- Date posted
- 2y
ERP / Staying Positive / Compulsions
I’m struggling with ERP sometimes because of the constant ruminating compulsions/giving myself logical explanations of why this is happening. And when I try to be compassionate with myself and say something like “don’t give up hope, there’s a guy out there for you.” Sort of talk. I don’t know if this is another compulsion or not? I’ve been struggling with this theme for almost 3 months now, and the longer I’m not putting myself out there dating like I normally would, the more it feels real, and then when I want to put myself out there, I don’t want it to do it out of a compulsion. It gets very upsetting, because the OCD just “wants to know” so it can go away. However, I never thought this would ever be a theme I struggled with. I do struggle with all my friends getting married etc. And wondering when my turn is.

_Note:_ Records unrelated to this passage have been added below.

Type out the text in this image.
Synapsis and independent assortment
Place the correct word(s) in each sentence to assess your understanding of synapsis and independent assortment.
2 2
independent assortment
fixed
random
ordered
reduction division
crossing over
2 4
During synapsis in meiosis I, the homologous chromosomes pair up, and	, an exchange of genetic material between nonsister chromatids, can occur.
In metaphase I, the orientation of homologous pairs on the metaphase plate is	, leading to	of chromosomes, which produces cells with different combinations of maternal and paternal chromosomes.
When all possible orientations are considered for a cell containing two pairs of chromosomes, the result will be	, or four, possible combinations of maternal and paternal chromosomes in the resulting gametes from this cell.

But from what I’m told, let’s say you ripped the bandaid off and faced the fear and went to the extreme of kissing the same sex or going on a date etc. It wouldn’t get rid of the OCD. I just want it to go away and live my life like I did before I had my initial trigger (reading a book that was about same sex romance). But the “what if?” Is so strong, and when people say to get comfortable with uncertainty, isn’t how you identity supposed to be something your certain about?! I think maybe that’s why I’m stuck on this one.